We consider the spatial classification problem for monitoring using data collected by a coordinated team of mobile robots. Such classification problems arise in several applications including search-and-rescue and precision agriculture. Specifically, we want to classify the regions of a search environment into interesting and uninteresting as quickly as possible using a team of mobile sensors and mobile charging stations. We develop a data-driven strategy that accommodates the noise in sensed data and the limited energy capacity of the sensors, and generates collision-free motion plans for the team. We propose a bi-level approach, where a high-level planner leverages a multi-armed bandit framework to determine the potential regions of interest for the drones to visit next based on the data collected online. Then, a low-level path planner based on integer programming coordinates the paths for the team to visit the determined regions subject to the physical constraints. We characterize several theoretical properties of the proposed approach, including anytime guarantees and task completion time. We show the efficacy of our approach in simulation, and further validate these observations in physical experiments using mobile robots.

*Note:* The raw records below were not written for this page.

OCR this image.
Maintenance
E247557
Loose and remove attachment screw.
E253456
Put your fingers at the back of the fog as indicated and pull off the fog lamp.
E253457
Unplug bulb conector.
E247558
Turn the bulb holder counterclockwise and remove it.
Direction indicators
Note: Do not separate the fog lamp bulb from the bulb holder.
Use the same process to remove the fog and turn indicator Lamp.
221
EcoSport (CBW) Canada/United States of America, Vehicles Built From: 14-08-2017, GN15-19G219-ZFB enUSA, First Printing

翻译：我们研究了通过协调移动机器人团队收集数据实现监测任务的空间分类问题。此类分类问题广泛存在于搜索救援、精准农业等应用场景中。具体而言，我们期望利用由移动传感器与移动充电站组成的团队，尽可能快速地实现搜索环境中的区域分类（感兴趣区域与不感兴趣区域）。我们提出了一种数据驱动策略，能够适应传感数据的噪声特性与传感器有限能量容量，并为机器人团队生成无碰撞运动规划。我们采用双层架构：高层规划器基于多臂赌博机框架，依据在线采集数据实时确定无人机需优先探测的潜在感兴趣区域；低层路径规划器则采用整数规划方法，在满足物理约束的前提下协调机器人团队的路径规划。我们阐明了该方法的若干理论性质，包括任意时刻保证与任务完成时间。通过仿真实验验证了方法的有效性，并在移动机器人物理实验中进一步验证了相关结论。